Flexoelectricity on the photovoltaic and pyroelectric effect and ferroelectric memory of 3D-printed BaTiO3/PVDF nanocomposite

Ferroelectric memories show great potential in applications of portable electronics due to low power consumption, high reliability and fast response speed. Therefore, non-destructive readout of ferroelectric memories using the ferroelectric photovoltaic effect attracted tremendous research attention. In this investigation, flexoelectric-enhanced photovoltaic effect (FPV effect) were systematically investigated in curved 3D-printed BaTiO3/PVDF composite films. In the bending process, a strain gradient field was formed between the BaTiO3 (BTO) particles, which led to a relatively large flexoelectric effect.
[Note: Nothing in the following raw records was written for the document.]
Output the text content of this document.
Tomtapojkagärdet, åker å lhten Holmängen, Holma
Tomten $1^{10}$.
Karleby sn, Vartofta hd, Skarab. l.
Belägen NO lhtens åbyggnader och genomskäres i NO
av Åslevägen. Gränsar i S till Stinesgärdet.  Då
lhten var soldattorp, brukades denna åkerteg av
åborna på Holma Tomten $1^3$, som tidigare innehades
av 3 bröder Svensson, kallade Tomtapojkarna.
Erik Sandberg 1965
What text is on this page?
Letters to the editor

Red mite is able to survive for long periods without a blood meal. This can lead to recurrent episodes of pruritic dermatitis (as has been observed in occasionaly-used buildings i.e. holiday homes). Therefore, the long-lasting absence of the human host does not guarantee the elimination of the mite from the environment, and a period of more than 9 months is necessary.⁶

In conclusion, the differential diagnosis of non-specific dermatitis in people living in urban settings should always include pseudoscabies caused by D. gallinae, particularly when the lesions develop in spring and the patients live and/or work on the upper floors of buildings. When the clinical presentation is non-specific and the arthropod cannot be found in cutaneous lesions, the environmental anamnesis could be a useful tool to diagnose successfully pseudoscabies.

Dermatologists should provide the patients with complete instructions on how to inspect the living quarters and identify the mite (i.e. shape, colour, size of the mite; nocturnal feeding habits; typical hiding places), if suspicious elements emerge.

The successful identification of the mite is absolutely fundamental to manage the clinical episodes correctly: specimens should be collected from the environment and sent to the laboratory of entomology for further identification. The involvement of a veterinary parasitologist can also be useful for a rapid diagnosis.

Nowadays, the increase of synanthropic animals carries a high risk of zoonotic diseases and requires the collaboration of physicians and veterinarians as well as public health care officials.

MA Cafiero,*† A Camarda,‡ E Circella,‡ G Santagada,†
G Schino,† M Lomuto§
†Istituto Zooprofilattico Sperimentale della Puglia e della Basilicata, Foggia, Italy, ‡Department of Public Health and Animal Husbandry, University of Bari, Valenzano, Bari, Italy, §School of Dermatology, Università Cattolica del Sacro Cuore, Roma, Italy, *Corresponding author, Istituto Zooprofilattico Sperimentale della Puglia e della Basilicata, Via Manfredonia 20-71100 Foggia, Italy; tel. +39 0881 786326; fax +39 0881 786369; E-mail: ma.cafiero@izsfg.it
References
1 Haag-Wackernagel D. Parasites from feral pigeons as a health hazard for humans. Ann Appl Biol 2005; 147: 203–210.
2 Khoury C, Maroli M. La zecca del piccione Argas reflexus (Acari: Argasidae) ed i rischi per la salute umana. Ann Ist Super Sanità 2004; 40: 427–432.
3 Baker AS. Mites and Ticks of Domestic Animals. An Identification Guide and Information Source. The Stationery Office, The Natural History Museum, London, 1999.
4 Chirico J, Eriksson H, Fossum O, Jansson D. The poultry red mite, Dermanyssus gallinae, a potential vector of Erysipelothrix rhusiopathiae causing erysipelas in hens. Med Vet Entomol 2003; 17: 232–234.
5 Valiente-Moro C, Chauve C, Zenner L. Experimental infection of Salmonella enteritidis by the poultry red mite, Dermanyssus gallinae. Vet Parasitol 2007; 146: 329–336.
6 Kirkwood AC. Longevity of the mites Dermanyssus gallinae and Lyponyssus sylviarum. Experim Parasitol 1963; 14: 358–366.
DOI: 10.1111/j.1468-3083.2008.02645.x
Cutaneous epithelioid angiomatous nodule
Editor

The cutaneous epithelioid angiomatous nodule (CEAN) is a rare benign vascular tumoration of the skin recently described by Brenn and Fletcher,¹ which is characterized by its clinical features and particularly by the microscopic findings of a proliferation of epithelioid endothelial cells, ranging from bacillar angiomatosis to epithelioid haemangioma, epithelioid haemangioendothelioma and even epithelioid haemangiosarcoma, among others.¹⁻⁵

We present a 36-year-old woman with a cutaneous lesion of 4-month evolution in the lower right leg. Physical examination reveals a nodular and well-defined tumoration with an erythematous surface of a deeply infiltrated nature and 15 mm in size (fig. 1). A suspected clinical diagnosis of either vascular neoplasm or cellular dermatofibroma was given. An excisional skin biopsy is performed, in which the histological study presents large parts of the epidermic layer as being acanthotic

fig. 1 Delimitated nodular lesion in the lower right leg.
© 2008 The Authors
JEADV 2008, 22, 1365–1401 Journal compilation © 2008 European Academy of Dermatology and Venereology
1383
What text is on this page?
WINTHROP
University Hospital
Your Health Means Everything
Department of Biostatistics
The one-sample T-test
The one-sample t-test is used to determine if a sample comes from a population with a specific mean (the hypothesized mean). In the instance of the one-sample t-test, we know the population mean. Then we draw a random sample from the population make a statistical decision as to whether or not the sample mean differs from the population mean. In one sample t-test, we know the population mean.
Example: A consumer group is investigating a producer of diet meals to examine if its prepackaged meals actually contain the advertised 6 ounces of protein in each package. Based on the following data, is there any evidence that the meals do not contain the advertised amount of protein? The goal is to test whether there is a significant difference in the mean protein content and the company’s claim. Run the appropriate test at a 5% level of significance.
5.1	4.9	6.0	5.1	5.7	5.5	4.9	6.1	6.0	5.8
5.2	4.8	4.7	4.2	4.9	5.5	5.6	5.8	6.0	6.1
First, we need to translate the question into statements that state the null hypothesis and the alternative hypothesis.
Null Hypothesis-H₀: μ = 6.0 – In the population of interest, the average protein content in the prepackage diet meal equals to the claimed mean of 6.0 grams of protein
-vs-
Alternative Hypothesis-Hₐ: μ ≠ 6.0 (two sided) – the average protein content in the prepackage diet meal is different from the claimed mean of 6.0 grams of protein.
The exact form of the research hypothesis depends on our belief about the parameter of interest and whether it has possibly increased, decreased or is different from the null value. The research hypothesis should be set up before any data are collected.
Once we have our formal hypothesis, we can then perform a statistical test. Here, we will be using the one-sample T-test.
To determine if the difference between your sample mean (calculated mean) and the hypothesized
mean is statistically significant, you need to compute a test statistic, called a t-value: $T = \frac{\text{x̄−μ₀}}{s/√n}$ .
Compared with that of pristine PVDF, the flexoelectric coefficient of BTO/PVDF-15 (15% BTO) was increased 3.7-fold to 2.65 × 10−9 C/m. Furthermore, we found that the photovoltaic current Ipv of the BTO/PVDF-15 (15% BTO) composite film increased by 3.4 times compared with the pristine PVDF film at the same curvature. This is mainly attributed to the FPV effect. In addition, “polarization channels” were found for the first time inside nanocomposite materials using the flexoelectricity effect through 2D phase-field simulations, and the channels can be artificially controlled by simply bending the film. Most importantly, the BTO/PVDF-based composite film was designed as flexible ferroelectric memories. We demonstrated for the first time that the intensity difference of the signal for 0 and 1 of the BTO/PVDF-based memories were more than 10 times, which can be read directly using a laser. This investigation shows great promise that flexoelectricity in piezoelectric polymer nanocomposite can greatly benefit the nondestructive readout of ferroelectric memory devices.